Ikegami T, Kuraoka I, Saijo M, Kodo N, Kyogoku Y, Morikawa K, Tanaka K, Shirakawa M
Graduate School of Biological Sciences, Nara Institute of Sciences and Technology, Ikoma, Japan.
Nat Struct Biol. 1998 Aug;5(8):701-6. doi: 10.1038/1400.

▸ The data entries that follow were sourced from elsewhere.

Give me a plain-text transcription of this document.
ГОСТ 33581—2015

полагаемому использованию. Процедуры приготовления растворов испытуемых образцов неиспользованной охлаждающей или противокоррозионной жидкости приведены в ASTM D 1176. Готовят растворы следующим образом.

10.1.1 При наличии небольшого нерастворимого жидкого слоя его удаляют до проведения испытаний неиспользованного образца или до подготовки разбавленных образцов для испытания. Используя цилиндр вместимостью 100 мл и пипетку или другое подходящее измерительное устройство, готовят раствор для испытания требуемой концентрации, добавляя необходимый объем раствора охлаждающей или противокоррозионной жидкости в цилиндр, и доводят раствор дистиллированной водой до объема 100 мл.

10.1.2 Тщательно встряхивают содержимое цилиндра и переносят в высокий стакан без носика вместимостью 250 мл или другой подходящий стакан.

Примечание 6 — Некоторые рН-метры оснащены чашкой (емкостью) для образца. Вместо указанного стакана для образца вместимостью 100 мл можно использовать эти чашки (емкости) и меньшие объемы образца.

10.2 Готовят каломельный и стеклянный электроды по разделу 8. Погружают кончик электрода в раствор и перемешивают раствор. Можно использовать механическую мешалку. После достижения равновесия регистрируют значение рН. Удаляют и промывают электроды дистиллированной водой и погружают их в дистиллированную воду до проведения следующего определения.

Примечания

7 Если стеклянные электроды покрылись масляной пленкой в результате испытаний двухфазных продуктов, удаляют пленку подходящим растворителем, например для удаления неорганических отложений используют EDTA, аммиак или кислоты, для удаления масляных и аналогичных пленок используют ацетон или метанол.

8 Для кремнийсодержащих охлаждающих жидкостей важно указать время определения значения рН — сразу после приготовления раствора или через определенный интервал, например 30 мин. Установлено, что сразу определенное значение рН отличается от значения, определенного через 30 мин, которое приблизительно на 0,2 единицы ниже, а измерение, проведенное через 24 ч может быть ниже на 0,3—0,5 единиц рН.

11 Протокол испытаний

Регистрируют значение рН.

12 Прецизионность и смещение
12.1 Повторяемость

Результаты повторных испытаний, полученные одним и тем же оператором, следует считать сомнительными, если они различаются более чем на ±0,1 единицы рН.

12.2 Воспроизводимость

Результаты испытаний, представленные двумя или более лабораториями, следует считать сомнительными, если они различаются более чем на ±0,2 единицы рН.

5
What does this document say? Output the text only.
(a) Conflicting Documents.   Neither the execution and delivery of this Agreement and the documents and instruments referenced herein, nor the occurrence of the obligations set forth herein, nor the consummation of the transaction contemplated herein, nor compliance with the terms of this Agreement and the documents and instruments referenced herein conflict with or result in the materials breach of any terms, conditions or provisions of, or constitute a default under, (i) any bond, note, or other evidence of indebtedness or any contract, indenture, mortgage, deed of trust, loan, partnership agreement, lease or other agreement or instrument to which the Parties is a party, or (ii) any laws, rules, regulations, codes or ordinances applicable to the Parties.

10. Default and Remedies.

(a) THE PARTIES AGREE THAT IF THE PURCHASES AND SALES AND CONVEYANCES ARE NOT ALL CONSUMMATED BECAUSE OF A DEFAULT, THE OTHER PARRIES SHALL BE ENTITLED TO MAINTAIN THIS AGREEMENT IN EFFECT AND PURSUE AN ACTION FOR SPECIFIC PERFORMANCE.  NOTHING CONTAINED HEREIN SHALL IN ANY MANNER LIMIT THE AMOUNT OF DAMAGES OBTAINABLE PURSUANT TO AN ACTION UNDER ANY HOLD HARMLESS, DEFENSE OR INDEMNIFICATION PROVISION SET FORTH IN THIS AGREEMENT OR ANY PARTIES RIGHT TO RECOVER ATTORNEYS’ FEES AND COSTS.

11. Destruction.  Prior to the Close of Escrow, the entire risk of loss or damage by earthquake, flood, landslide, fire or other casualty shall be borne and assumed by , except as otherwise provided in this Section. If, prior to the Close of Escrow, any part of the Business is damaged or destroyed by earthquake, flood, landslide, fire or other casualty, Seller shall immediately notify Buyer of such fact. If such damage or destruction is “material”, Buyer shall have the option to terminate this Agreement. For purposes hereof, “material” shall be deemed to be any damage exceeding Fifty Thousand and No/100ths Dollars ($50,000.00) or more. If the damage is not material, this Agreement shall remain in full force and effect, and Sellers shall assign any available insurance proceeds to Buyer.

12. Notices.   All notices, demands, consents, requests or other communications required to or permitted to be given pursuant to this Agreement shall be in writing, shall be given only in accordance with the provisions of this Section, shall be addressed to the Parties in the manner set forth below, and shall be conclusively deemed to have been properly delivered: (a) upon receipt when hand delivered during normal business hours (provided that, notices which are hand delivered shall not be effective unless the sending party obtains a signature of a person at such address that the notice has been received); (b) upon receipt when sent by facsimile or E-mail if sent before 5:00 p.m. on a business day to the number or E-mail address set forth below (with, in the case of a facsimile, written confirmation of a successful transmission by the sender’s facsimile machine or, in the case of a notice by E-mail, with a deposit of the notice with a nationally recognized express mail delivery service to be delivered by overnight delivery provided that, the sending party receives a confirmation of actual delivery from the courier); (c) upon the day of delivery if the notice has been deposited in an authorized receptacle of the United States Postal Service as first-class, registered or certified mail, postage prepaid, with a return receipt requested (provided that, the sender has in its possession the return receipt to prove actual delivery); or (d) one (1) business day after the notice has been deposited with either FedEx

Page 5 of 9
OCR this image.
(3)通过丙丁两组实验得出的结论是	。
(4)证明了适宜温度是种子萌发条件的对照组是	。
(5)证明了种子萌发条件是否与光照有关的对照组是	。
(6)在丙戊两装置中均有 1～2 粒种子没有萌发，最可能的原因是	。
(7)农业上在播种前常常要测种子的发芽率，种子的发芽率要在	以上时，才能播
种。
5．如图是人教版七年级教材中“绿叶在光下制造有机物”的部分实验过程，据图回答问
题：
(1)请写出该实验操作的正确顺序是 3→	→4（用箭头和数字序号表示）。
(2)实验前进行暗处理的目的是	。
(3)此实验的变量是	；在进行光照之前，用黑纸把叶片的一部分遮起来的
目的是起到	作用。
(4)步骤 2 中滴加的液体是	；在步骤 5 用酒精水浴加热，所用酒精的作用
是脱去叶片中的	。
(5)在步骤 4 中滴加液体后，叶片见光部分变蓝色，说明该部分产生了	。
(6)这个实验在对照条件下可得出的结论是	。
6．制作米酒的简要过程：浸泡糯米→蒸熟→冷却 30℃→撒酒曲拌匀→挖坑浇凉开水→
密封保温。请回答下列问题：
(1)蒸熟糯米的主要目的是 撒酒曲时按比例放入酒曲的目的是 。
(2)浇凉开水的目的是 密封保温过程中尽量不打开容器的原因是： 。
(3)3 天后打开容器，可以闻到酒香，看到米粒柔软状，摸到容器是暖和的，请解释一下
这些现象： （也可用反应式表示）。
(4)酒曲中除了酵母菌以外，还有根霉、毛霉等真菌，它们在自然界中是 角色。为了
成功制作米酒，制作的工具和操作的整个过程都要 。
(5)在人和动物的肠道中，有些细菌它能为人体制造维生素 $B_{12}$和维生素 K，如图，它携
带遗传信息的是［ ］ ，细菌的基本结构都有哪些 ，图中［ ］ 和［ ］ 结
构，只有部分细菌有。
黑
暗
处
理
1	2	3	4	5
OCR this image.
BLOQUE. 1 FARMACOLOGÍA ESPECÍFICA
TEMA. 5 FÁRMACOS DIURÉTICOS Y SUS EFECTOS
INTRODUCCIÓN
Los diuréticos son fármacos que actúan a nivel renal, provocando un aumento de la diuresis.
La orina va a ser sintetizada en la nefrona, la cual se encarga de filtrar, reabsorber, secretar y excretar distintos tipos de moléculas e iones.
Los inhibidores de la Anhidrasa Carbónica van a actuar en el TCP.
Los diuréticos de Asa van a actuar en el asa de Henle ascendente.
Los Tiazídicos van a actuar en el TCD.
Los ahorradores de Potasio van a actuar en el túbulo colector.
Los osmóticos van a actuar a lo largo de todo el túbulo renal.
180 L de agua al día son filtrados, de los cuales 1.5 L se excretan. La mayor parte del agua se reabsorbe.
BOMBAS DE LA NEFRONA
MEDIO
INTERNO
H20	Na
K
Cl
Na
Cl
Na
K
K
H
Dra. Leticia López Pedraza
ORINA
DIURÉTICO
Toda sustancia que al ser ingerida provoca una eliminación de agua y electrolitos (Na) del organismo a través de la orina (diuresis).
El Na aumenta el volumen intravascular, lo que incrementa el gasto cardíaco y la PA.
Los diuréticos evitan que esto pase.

The solution structure of the central domain of the human nucleotide excision repair protein XPA, which binds to damaged DNA and replication protein A (RPA), was determined by nuclear magnetic resonance (NMR) spectroscopy. The central domain consists of a zinc-containing subdomain and a C-terminal subdomain. The zinc-containing subdomain has a compact globular structure and is distinct from the zinc-fingers found in transcription factors. The C-terminal subdomain folds into a novel alpha/beta structure with a positively charged superficial cleft. From the NMR spectra of the complexes, DNA and RPA binding surfaces are suggested.
人类核苷酸切除修复蛋白XPA的中央结构域可与受损DNA及复制蛋白A(RPA)结合,其溶液结构通过核磁共振(NMR)光谱法得以确定。中央结构域由一个含锌亚结构域和一个C端亚结构域组成。含锌亚结构域具有紧密的球状结构,与转录因子中的锌指结构不同。C端亚结构域折叠成一种具有带正电荷表面裂隙的新型α/β结构。从复合物的NMR光谱推测出了DNA和RPA的结合表面。